At some point during all of this I started crying. The tears and melted snow mixed together on my face. Ro loved this guy, was what I knew she was really saying. I just stood there cold and shivering, watching them be so happy. And I was not happy for her. I knew it was stupid. I had Ethan. If I wanted to I could kiss him in the snow, and it would look the same. Probably better.

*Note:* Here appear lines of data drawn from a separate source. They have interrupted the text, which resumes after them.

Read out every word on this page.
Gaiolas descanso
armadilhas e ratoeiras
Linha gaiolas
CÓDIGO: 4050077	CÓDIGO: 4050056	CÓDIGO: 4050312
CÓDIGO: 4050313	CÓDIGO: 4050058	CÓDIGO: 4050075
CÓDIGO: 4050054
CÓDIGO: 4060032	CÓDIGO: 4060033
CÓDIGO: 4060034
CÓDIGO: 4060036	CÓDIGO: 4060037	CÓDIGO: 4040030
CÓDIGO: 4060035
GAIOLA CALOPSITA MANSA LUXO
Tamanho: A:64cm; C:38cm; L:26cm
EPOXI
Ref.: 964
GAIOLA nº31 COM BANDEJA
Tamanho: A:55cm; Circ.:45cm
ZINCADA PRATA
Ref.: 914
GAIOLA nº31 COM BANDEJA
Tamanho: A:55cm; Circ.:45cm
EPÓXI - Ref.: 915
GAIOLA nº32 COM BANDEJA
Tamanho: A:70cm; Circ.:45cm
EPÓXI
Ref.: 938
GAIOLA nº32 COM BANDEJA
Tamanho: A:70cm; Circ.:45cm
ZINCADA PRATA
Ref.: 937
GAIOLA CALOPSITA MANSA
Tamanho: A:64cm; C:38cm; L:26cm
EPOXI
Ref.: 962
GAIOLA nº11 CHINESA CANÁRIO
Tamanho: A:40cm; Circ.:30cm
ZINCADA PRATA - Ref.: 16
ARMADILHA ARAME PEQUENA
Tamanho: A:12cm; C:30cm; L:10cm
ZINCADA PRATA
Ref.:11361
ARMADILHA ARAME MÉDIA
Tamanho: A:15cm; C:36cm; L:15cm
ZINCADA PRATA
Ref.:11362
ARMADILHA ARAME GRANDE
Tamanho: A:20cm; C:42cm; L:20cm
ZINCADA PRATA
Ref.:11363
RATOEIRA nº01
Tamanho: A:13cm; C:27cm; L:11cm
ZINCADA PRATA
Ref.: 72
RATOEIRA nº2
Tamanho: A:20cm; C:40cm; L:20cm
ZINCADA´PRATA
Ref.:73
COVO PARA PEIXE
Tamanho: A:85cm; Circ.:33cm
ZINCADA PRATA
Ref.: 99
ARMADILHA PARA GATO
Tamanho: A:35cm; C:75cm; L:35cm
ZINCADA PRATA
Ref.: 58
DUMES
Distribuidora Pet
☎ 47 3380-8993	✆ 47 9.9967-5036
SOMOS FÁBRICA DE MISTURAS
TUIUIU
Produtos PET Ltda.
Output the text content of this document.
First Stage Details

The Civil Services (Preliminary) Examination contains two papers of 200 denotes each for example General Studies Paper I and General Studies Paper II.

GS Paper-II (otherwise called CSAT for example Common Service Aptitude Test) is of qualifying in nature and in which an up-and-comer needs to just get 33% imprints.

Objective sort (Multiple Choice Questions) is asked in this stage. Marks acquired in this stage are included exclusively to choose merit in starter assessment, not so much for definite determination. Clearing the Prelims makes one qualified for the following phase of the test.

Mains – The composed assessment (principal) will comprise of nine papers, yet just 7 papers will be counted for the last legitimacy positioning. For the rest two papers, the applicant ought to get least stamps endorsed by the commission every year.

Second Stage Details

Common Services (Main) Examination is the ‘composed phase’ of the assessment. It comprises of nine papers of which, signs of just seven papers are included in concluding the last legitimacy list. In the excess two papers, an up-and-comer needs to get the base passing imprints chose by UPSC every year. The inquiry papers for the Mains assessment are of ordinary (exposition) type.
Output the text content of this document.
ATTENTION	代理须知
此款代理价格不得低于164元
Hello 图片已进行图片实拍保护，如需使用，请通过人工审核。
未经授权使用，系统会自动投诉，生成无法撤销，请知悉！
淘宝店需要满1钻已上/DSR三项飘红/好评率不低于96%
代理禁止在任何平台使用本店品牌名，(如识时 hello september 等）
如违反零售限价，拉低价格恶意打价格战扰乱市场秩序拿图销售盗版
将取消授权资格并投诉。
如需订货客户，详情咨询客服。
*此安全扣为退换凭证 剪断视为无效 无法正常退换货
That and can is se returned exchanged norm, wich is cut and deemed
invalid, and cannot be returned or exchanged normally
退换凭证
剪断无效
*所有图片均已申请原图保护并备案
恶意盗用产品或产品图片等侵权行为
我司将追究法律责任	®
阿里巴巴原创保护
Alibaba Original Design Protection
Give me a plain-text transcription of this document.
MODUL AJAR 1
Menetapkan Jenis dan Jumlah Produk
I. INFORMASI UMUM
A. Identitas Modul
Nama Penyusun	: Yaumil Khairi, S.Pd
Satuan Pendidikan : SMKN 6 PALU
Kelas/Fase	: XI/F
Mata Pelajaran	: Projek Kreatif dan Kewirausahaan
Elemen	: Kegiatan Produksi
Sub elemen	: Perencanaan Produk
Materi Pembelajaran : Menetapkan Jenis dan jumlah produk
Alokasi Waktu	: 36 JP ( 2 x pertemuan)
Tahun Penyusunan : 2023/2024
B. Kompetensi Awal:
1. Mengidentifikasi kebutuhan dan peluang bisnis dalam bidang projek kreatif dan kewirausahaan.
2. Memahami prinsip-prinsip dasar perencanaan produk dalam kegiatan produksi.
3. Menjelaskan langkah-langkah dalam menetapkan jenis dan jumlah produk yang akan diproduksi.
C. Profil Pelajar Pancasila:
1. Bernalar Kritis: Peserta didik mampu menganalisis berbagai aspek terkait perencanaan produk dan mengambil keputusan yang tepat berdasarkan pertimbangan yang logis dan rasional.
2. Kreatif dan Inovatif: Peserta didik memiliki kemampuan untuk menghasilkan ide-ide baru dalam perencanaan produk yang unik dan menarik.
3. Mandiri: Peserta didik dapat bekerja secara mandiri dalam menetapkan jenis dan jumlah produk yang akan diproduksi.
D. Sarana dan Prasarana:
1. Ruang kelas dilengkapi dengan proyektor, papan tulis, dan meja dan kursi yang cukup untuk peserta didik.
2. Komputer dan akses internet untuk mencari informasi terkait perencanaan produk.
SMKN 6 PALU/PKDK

But it had suddenly occurred to me what Ro would really say if I could tell her about Ethan. She’d say, “But he doesn’t even really know who you are, does he? How can you build on that?”

And I’d say, “Maybe if I just wait until after Christmas. Maybe then, when the company’s not watching him, when it won’t get in the way of things, I can tell him the truth.”

“And then what?” the Ro in my head asked me. “You’ll tell him that you’re actually dead, but you like him so much that you couldn’t help yourself? You’ll tell him, and he won’t care? And he’ll take that year off before college, but then he’ll go to college, and he’ll grow up, and you’ll just be here, resetting every day, sneaking out to be with him?”

I didn’t have the answers.

I had to get away from Ro. I couldn’t stand to watch her another minute.

I took a deep, shaky breath. “Bye, Ro,” I whispered. I knew she couldn’t hear me, but the words weren’t for her, anyway. I wiped my face on the sleeve of my Hoodie and turned away, walking off through the snow toward where I could catch the subway home.